Soğuk savaş sonrası dönemde uluslararası alanda meydana gelen gelişmeler dikkate alınmak suretiyle ülkenin bugün ve gelecekte karşılaşabileceği sorunların da belge hazırlanırken dikkate alındığını vurgulayan Çiçek, hukuken tanımlanması mümkün olmayan kavramların ise bu metnin içinde olmadığına işaret etti. Çiçek şunları söyledi: "Bir şeyi tanımlayamıyorsanız tam tersine milli güvenlik siyasetine zarar verir. Toplumun huzur ve refahı ülkenin güvenliğini bu çerçeveye zarar verecek lüzumsuz tartışmalara da kapı aralamamak gerekir. Devletin elinde yasal imkan da var, gücü de var. İrtica kavramı hep konuşulmuştur ama bir siyasi suçlama aracı olarak konuşulmuştur. Toplumda yeni kamplaşmalara kutuplaşmalara meydan verecek içini herkese göre doldurduğu kavramlar bu metinde yok. Türkiye'nin geriye dönük tecrübesini de yansıtan bir metindir. Türkiye'de ilk hazırlanan metin 11 sayfadır, sonradan ansiklopedik sayfa adedine kavuşmuştur. Yerli yerine oturan bir metin."
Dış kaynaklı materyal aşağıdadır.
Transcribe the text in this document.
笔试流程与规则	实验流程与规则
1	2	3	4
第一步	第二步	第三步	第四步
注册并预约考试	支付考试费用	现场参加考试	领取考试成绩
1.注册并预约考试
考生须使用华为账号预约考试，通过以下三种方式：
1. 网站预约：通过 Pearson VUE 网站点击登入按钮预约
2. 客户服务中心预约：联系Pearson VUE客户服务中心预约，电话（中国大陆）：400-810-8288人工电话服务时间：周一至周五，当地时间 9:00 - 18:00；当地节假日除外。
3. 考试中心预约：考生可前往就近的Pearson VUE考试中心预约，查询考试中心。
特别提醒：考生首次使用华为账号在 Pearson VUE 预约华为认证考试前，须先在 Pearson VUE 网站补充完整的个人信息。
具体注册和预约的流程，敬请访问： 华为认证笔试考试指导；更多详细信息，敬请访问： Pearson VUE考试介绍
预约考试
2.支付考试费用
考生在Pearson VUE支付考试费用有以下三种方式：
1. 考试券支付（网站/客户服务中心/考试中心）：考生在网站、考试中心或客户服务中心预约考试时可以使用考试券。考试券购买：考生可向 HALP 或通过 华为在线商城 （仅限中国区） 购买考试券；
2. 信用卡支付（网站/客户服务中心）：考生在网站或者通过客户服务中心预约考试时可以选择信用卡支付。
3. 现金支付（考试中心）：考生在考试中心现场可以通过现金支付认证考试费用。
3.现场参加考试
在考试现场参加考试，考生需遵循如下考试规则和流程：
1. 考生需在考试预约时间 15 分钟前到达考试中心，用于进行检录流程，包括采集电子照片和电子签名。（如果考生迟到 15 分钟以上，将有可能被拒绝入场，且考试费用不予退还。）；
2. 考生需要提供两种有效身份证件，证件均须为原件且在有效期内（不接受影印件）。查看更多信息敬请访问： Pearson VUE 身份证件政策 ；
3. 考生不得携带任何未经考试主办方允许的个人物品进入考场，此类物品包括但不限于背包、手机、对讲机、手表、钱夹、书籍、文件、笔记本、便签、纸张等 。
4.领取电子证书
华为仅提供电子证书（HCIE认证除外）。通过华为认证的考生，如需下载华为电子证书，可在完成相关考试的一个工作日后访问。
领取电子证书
"MGSB'lerinden farklı olarak komşularından gelebilecek tehditlere ilişkin nasıl bir güvenlik perspektifi oluşturuldu?" şeklindeki soruya ise Çiçek, "Bu belgeler 5 yılda bir yenileniyor. Yenilenmesinin sebebi ülkede, dünyada gelişmeler oluyor. Devletin güvenliği açısından ortaya bir vizyon koymak gerekmektedir. İster konu ister sorun olarak bunlar burada zikredilmiştir. Onun dışındakiler içeriğiyle ilgilidir. Açıklanacak bilgiler değildir. Bu genel çerçevedir, hazırlanacak başka strateji belgeleri de var. Her bakanlık kendi alanında hazırlayacaktır." dedi.
MGSB ilgili bir başka soru üzerin Çiçek, "Devletin sahibi millettir, kendi milletini tehdit olarak gören bir devlet olamaz. O dışarıdan bir algılamadır. Farklı değerlendirmeler yapılıyor. Bugün hazırlanan belge ülkenin güvenliğini sağlama, milli menfaatine olan hususlarla ilgili genel ilkeleri belirlemekten ibarettir. Milleti tehdit olarak gören bir şey bu belgede olamaz." cevabını verdi.
NATO'nun Lizbon toplantısıyla ilgili bir soruya ise Çiçek, "Bu zirveden başarıyla çıkmıştır. Türkiye'nin hukuku da bu zirvede korunmuştur. Onun dışındakiler siyasi söylem meselesidir." demekle yetindi.
Çiçek, Basın yasasıyla ilgili düzenlemenin ise Bakanlar Kurulu'nda ele alınmadığını kaydetti.